AF: I hope I keep continuing to do comedy. I’m really interested in playing messy women, as opposed to the type A women that we’ve seen in a lot in romantic comedies. I want to play looser and I hope that there’s an audience for that. So I’m working on some loose ideas.
Journalist: Anna, can you talk about Chris’s crying scene at the end? Did you help him or was that all him?
AF: There was a point where he was having trouble, [director Michael Dowese] really wanted him to break down and it was 6:00 in the morning; we were so exhausted. He was having some trouble getting there. Then, the craziest thing happened. We took a break, he came back and he just like starts slobbering and I think every one of the crew, including myself, was [thinking] "What is this? It’s so confusing what we’re seeing. It’s hysterical and it’s tragic and it’s disgusting and amazing." It was love.
Journalist: Did you find out what he did on that break?

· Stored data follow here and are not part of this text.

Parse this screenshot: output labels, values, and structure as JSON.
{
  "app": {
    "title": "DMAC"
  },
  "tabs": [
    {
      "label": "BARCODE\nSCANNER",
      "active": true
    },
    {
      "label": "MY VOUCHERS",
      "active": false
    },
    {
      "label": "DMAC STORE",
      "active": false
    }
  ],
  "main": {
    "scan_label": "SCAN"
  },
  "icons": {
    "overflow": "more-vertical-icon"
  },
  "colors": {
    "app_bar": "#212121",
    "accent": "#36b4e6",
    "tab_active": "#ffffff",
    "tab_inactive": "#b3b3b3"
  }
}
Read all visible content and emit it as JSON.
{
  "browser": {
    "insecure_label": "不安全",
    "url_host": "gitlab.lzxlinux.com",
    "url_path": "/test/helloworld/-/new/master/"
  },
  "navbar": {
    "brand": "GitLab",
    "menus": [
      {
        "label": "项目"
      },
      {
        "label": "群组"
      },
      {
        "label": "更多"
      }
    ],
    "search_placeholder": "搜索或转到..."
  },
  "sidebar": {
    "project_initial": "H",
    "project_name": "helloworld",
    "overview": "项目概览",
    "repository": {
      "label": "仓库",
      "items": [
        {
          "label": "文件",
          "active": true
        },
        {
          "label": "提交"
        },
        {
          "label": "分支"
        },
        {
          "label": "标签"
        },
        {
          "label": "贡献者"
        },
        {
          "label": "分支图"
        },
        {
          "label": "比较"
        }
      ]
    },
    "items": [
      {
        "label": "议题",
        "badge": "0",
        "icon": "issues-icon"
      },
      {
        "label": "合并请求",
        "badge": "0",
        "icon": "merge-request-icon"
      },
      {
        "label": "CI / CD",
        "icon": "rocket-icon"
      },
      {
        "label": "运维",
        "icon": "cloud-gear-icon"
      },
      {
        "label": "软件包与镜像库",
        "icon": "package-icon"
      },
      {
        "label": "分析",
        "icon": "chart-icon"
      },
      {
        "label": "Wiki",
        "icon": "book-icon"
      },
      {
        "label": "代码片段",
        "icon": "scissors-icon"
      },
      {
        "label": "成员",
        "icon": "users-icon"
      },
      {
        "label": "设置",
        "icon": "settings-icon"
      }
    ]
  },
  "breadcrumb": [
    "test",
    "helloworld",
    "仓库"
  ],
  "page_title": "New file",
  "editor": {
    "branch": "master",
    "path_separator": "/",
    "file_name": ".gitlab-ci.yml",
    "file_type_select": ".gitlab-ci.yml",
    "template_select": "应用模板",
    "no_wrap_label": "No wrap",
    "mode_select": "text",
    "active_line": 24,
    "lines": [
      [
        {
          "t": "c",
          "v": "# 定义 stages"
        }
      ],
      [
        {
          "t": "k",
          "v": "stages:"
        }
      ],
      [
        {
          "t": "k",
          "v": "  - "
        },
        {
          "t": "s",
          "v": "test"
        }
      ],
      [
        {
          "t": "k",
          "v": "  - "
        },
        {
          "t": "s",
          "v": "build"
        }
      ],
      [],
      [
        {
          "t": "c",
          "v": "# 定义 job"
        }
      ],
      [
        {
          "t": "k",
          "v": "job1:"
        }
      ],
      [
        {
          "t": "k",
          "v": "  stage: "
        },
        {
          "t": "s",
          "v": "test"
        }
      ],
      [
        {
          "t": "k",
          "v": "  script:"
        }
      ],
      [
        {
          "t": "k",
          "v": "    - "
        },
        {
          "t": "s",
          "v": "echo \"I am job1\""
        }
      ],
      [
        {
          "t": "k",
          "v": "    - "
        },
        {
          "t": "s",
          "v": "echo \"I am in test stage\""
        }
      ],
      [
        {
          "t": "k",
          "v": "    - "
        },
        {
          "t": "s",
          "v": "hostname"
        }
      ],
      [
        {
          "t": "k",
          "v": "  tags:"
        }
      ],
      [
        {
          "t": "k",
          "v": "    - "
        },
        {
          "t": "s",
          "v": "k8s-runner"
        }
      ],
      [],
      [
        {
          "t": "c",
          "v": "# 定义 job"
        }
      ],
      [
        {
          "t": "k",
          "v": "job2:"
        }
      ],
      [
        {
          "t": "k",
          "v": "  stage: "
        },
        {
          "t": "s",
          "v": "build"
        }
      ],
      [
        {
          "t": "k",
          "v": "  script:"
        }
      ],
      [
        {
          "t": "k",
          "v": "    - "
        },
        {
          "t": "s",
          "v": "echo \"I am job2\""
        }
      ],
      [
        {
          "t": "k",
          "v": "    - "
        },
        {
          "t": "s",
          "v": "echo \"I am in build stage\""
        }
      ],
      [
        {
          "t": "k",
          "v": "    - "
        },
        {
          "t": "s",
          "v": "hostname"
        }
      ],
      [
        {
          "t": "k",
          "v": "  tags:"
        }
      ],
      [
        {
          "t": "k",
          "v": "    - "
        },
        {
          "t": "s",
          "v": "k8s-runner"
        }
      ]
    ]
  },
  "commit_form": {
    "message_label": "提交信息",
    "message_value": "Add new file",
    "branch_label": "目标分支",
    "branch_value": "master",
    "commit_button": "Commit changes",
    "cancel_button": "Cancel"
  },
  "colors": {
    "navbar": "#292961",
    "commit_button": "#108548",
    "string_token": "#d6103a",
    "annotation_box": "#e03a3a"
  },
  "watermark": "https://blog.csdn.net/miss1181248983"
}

AF: No. I think like really, he just put the pressure on himself. Some actors can do it immediately and some actors sort of need a minute or two to kind of…
DF: ...Game themselves.
Journalist: Can each of you think of two words that just represents the ‘80s for you?
DF: I’d say bright neon. “Miami Vice”.
Journalist: That was my word.
AF: I want to say, I don’t know if I’m quite right about this, but maybe it’s because I was a kid in the ‘80's, I feel like there was something very naive, as well, in the excess; sort of wrapped up in that.
Journalist: Is it harder shooting a period piece that was set in a period that you lived through, rather than like shooting a movie that was set in the ‘60's?
AF: I think this is the furthest back I’ve gone.
DF: It was great because you feel like you’re kind of an expert in it. You lived it...I was in “Taking Woodstock” and we went back to the ‘60's. I felt like, "Am I ‘60's enough right now?" There was a freeness and more of like a stilted vibe, a past that is more fluid. You didn’t catch on to that you looked kind of weird.
Journalist: But on stage you’ve done period stuff, right?
DF: Yeah, but on film you’ve got a magnifying glass on you.
Journalist: What’s next for both of you? What do you have in the can that we haven’t seen yet or what’s next?
AF: I’ve got a movie coming out in September called “What’s Your Number?” It's my romantic comedy movie.
DF: I’ve got a movie called “Mars Needs Moms” coming out. It’s motion-capture.
Journalist: You had to get in the suit with the dots on it and everything?
DF: It’s a big 3-D Disney thing.
Journalist: Who are you?
DF: I play Gribble. I play this guy who’s been cast away on Mars for like 20 years. All he knows is the ‘80's actually.
Journalist: Mars needs women?
DF: Yes, human women. And I’m directing this movie called “Don Peyote,” which will be out this time next year probably.
Journalist: [To Anna Faris] Regarding your relationship with Topher in this, you’re playing twins. Was there anything that you were told to particularly channel, or did you just decide to play it like you did?
AF: We have a combative energy that’s kind of sibling naturally. I don’t know where it came from, but we tease each other a lot.
DF: They have similar coloring, too. They have similar eyes. You guys look like you were twins.
AF: We’re both kind of …we have kind of a know-it-all, sort of bossy attitude about us, I think.
DF: You finish each others’ sentences. That’s a joke that we’ve been saying over and over. It’s been lost.
AF: No, it hasn’t. It’s ripening. It’s just going through its pungent stage.
DF: It’s better when the other person says the whole thing. It’s supposed to be that you’re finishing each other's…AF: ...Sandwiches.